More importantly, these displays could eventually aid people with more complex visual problems, which can’t be corrected by eyeglasses.  In this day and age, displays are everywhere, and interacting with displays is often taken for granted.  People with higher order aberrations tend to have irregularities in the shape of the cornea, making it difficult to have a contact lense that will fit.  In some instances, this could be a barrier to holding certain jobs.  Such research could dramatically improve the lives of such people.  UC Berkeley researchers teamed up with colleagues from MIT to develop the latest prototype of a vision-correcting display.  The setup adds a printed pinhole screen sandwiched between two layers of clear plastic to an iPod display to enhance image sharpness.  These tiny pinholes are 75 micrometers each and spaced about 390 micrometers apart.  The research team will be presenting this computational light field display on August 12 at the International Conference and Exhibition on Computer Graphics and Interactive Techniques, or SIGGRAPH, in Vancouver.

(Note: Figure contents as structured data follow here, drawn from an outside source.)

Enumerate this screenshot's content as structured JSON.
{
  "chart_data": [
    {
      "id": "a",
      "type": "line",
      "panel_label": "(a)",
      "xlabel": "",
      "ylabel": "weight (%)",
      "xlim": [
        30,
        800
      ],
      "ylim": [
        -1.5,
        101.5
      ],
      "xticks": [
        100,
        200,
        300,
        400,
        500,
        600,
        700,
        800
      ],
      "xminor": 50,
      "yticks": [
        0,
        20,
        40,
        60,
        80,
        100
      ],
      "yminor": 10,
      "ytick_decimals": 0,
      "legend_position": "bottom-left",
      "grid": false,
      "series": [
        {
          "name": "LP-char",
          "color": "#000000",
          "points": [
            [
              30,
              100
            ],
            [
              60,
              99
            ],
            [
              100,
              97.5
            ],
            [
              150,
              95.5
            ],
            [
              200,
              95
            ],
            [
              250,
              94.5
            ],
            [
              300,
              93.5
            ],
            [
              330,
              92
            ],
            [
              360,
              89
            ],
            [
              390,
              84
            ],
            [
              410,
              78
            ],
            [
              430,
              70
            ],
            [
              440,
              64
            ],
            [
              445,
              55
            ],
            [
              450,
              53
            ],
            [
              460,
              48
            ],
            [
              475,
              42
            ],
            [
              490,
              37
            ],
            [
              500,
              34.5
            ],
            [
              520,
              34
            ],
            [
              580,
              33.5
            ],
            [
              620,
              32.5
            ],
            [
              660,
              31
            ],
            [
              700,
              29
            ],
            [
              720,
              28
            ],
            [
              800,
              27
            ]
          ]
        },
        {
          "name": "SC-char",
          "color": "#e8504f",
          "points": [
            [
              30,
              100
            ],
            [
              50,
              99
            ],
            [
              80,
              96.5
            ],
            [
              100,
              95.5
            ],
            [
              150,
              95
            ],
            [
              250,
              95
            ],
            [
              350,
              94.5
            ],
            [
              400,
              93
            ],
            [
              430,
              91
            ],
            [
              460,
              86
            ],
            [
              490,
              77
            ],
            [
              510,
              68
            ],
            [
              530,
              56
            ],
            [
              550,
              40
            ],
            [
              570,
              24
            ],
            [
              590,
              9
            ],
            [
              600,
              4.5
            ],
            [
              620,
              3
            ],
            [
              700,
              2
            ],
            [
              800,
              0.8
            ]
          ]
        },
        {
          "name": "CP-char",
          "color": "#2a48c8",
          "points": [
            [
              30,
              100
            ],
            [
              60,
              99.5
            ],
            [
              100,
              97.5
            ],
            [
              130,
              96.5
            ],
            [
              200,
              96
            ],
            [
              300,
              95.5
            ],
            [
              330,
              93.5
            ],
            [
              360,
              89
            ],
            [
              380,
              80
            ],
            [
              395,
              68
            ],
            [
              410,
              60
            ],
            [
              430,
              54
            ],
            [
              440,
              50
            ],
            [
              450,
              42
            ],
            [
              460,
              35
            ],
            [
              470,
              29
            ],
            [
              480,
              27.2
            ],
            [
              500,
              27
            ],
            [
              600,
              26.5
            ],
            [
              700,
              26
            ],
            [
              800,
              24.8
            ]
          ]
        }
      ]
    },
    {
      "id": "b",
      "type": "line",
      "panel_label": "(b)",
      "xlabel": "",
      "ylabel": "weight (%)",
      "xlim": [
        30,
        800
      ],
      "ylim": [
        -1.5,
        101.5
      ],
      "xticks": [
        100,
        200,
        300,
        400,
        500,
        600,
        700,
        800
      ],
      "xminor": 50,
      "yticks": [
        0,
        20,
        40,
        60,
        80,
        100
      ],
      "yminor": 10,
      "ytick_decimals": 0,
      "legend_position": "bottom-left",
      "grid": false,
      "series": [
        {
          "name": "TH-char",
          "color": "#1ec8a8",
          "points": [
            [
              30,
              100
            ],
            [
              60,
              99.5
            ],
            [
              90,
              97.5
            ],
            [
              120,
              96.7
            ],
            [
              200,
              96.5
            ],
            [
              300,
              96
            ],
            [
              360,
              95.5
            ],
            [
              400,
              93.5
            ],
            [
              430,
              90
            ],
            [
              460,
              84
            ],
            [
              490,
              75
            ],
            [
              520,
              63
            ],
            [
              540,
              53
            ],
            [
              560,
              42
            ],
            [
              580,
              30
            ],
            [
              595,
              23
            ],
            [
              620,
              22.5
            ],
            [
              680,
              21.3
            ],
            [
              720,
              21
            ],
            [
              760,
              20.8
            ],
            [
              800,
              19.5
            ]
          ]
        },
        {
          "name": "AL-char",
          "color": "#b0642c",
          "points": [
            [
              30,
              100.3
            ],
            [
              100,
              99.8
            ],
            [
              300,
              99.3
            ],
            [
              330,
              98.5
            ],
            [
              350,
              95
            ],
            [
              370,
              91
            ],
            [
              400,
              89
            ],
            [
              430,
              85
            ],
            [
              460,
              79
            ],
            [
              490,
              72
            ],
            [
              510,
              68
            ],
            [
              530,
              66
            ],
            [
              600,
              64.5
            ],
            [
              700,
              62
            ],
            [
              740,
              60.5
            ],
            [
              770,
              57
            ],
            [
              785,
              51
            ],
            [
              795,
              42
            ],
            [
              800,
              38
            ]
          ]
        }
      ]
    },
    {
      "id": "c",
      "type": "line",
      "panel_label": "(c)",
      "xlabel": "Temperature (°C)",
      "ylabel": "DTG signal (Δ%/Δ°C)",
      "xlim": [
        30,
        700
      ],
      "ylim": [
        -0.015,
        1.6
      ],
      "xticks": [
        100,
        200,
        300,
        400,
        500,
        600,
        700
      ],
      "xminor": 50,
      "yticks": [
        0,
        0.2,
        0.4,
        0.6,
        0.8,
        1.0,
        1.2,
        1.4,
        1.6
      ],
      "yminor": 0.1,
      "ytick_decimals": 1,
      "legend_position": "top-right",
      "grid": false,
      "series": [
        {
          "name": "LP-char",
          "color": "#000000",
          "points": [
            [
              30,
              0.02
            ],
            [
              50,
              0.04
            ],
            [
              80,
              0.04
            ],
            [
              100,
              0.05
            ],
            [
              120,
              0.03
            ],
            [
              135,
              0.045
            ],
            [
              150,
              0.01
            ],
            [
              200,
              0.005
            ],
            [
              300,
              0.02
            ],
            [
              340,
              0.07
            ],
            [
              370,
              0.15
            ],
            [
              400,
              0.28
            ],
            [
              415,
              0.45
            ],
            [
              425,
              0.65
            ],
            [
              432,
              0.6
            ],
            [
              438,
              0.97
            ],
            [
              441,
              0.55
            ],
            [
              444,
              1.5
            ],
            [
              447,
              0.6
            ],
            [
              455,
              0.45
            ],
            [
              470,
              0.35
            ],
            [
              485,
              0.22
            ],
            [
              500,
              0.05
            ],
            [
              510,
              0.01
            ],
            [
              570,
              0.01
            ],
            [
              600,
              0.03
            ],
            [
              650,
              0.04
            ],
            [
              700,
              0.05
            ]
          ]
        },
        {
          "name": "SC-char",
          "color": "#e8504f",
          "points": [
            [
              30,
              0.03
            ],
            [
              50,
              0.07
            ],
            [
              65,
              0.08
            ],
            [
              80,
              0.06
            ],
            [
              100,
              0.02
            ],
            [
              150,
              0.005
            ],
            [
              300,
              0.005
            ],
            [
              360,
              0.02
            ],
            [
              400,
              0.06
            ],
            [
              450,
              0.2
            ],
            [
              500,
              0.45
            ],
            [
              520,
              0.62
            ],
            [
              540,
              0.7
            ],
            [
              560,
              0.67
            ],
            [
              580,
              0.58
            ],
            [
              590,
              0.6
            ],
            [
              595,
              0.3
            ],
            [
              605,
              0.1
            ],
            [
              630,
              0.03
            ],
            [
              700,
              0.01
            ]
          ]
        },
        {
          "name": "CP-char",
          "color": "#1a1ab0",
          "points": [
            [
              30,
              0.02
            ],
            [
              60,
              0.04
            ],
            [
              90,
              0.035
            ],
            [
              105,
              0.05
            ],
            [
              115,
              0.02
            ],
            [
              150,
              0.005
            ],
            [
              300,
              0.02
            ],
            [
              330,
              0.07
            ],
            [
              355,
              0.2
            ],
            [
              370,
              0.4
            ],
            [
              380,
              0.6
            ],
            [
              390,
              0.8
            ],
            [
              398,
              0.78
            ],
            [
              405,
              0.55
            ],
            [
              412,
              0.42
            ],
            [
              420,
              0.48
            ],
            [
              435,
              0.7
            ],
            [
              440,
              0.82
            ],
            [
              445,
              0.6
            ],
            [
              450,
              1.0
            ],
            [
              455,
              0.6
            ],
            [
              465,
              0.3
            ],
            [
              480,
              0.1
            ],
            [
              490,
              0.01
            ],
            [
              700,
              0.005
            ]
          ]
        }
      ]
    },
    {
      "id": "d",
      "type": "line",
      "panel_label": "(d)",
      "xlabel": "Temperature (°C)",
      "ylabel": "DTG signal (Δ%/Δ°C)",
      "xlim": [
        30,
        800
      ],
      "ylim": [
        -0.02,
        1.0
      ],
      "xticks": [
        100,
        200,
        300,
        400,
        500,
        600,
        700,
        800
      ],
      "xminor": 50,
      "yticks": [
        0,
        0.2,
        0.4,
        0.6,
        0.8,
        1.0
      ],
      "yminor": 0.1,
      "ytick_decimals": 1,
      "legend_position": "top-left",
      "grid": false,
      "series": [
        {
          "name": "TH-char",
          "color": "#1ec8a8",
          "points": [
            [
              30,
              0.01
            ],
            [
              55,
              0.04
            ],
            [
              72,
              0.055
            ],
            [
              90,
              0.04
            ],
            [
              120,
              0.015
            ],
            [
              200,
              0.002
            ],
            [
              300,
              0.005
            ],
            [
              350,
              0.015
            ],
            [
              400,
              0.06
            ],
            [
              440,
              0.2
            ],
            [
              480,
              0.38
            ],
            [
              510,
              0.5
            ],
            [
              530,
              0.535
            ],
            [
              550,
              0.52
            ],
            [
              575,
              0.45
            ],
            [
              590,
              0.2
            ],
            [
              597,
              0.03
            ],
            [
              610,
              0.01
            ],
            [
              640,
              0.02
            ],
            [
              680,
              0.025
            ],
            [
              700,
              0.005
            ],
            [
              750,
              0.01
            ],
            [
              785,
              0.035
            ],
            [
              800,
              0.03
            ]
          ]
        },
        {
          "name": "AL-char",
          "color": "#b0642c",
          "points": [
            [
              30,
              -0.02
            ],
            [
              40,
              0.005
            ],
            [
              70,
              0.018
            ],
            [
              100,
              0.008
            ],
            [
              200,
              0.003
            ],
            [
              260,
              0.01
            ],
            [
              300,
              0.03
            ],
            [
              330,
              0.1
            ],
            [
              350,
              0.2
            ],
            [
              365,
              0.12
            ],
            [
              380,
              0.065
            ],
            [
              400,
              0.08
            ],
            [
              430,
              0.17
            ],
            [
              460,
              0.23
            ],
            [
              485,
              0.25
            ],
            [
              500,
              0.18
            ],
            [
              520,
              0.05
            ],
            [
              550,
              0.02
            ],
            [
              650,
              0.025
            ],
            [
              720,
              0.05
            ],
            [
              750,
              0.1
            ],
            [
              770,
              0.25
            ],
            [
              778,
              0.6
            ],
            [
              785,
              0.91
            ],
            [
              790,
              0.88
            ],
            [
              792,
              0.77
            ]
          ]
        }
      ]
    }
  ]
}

What makes this project so interesting is that it uses computation instead of optics to correct vision.  The algorithm that they use works by adjusting the intensity of each direction of light that emanates from a single pixel in an image based on a user’s specific visual impairment.  In a process known as deconvolution, the light passes through the pinhole array in such a way that the user will see a sharper image.  In the experiment, researchers displayed images that appeared blurred to a camera, which was set to simulate a farsighted person.  When using the new prototype display, the blurred images appeared sharp through the camera lens.  This approach improves upon earlier versions of vision-correcting displays, which resulted in low-contrast images.  The new display combines light field display optics with novel algorithms.  This research prototype could easily be developed into a thin screen protector, and continued improvements in eye-tracking technology could make it easier for displays to adapt to the position of the user’s head position.